I hate being told that I’m not worth it because I’m a woman and all women think the same.
So, wait. Because I have ovaries, I’m suddenly a useless, trite individual? I lack the ability to argue and am better to be seen and not heard?
News flash. Men have no idea what it’s like to be a woman. None. That’s not a generalization, that’s a fact. I, of course, have no idea what it’s like to be a man. I don’t pretend to. So to have the audacity to say that women are x, y and z irritates me to no end. Sorry, we don’t come with a user’s manual.
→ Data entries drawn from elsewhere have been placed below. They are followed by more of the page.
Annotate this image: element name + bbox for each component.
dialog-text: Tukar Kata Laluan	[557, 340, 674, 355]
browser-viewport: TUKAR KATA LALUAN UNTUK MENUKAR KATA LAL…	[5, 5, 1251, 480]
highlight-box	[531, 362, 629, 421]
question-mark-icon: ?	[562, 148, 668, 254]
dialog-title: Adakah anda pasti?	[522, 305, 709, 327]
I personally believe that this new found irritation towards women is nauseating. Are kids being raised to believe this stuff? Are they honestly being told that it’s OK to treat a woman a certain way because she is, in fact, a woman? I certainly didn’t choose to be a woman, just as much as I didn’t choose to have hazel eyes or to be 5’8″. I did, however, choose to be a loving individual who gives the benefit of the doubt.
I love being a woman. I love my shape, I love my curves. I love my emotion, I love my spirit. I love my kind heart and my comforting ways. I love being a mother and I love being a daughter and sister and niece. I love being me.
Why is that such a bad thing?
Would it be rude of me to say that the majority of conversations I’ve had with men in the past 10 years of my life have been while they’ve been staring at my boobs? Would that be a generalization? Or an observation?
I am not a perfect person. I’m not a perfect person by a long shot. But every now and again I take a long, hard look in the mirror and realize that.
Clearly, I’m not going to change anyone’s mind. I simply breathe in and breathe out and hope that I’ll be allowed to do that in the next 10 years.
Every day I try to make myself a better person. And trust me, I don’t always succeed, but I try.